It rhymes with Zinfandel
The BBC's Culture Show ran a 30-minute special last night on Alfred Brendel. It went out at 11.20 pm and showed no more than 30 seconds at a stretch - at least so long as my eyelids stayed up - of the cheeky chappie doing what he used to do best, which is playing the piano.
Instead, the media-savvy conductor Charles Hazlewood quizzed Mr Brendel reverentially about his poetry, which he recited with seesawing eyebrows, a feat I have not seen replicated since the early years of television comedy.

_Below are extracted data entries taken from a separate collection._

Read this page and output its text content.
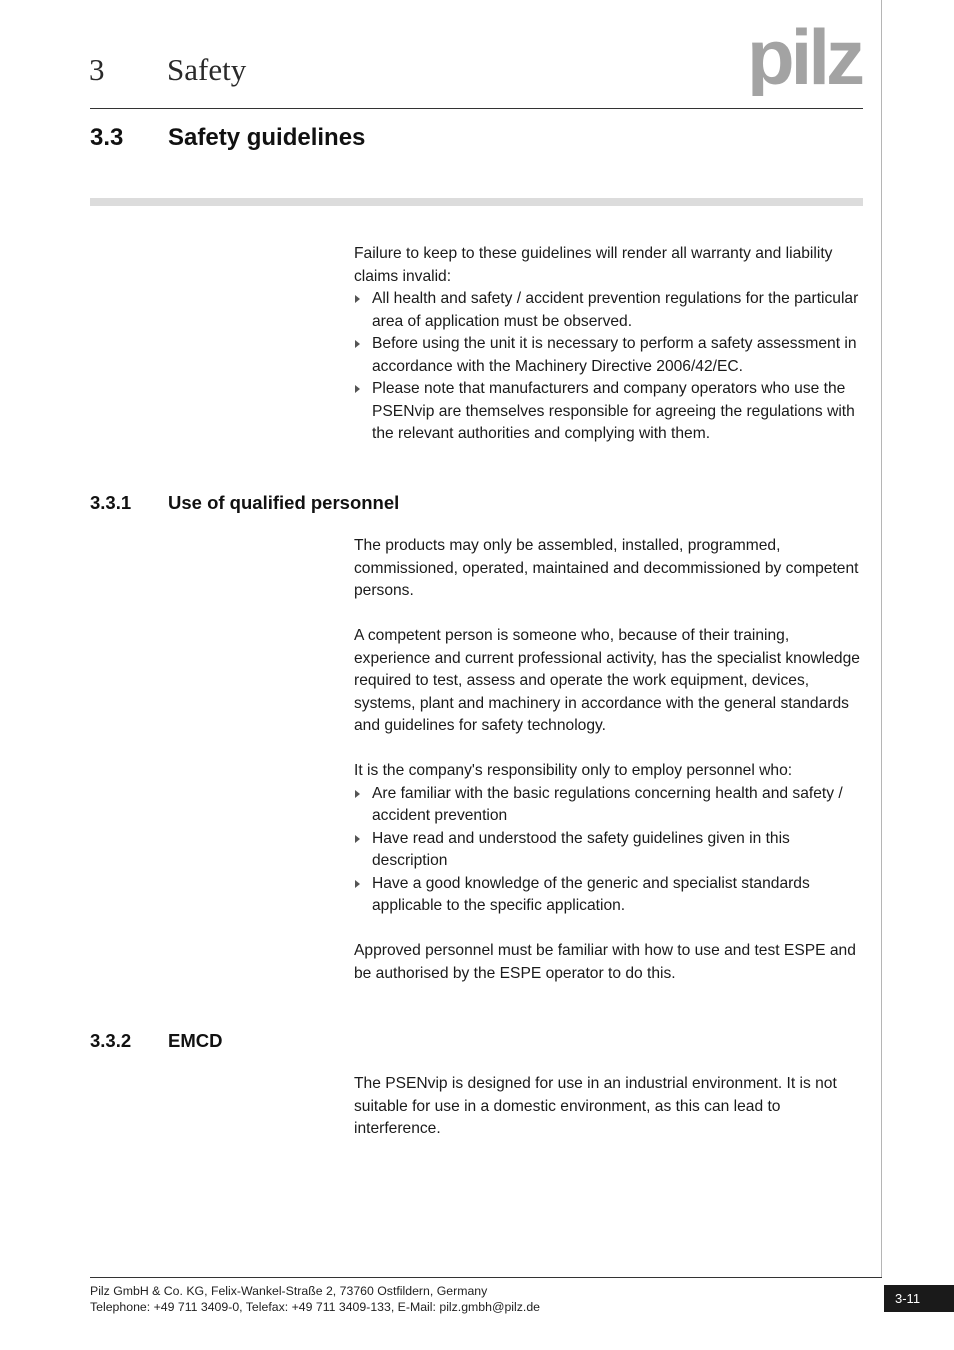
3 Safety	pilz
3.3 Safety guidelines

Failure to keep to these guidelines will render all warranty and liability claims invalid:

All health and safety / accident prevention regulations for the particular area of application must be observed.
Before using the unit it is necessary to perform a safety assessment in accordance with the Machinery Directive 2006/42/EC.
Please note that manufacturers and company operators who use the PSENvip are themselves responsible for agreeing the regulations with the relevant authorities and complying with them.
3.3.1 Use of qualified personnel

The products may only be assembled, installed, programmed, commissioned, operated, maintained and decommissioned by competent persons.

A competent person is someone who, because of their training, experience and current professional activity, has the specialist knowledge required to test, assess and operate the work equipment, devices, systems, plant and machinery in accordance with the general standards and guidelines for safety technology.

It is the company's responsibility only to employ personnel who:

Are familiar with the basic regulations concerning health and safety / accident prevention
Have read and understood the safety guidelines given in this description
Have a good knowledge of the generic and specialist standards applicable to the specific application.

Approved personnel must be familiar with how to use and test ESPE and be authorised by the ESPE operator to do this.

3.3.2 EMCD

The PSENvip is designed for use in an industrial environment. It is not suitable for use in a domestic environment, as this can lead to interference.

Pilz GmbH & Co. KG, Felix-Wankel-Straße 2, 73760 Ostfildern, Germany
Telephone: +49 711 3409-0, Telefax: +49 711 3409-133, E-Mail: pilz.gmbh@pilz.de
3-11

Mr Hazlewood expressed polite surprise that the rhythm and metre of the poems was so musical. Mr Brendel was charmed by that exceptionally acute critical observation.
What was the BBC doing putting out such obsequious blether? Nothing for classical music.
Take one of the great living pianists, but don't show him playing a movement of a Beethoven sonata. Oh no, that might lose audience share, even when the show is carefully put out after all but the night shift have gone to bed.
BBC Television is frightened and ashamed of classical music. Mark Thompson, the director general, wishes it were otherwise. But his policy directive has so far made no impact whatsoever on the production teams and the channel controllers.
Imagine what went on at the planning meeting.
Charlie: Alfred Brendel is about to retire - you know, the great pianist.
Adam: What does he play?
Charlie: Beethoven, Mozart, a little Schubert.
Adam: Not for our audience.
Charlie: He does other things, you know. He writes nonsense verse.
Adam: That's interesting. Like Edward Lear, you mean?
Charlie: More T. S. Eliot.
Adam: Wasn't he the one that wrote Cats with Andrew Lloyd Webber? OK, go for it - but no classical music, mind. Not on my watch.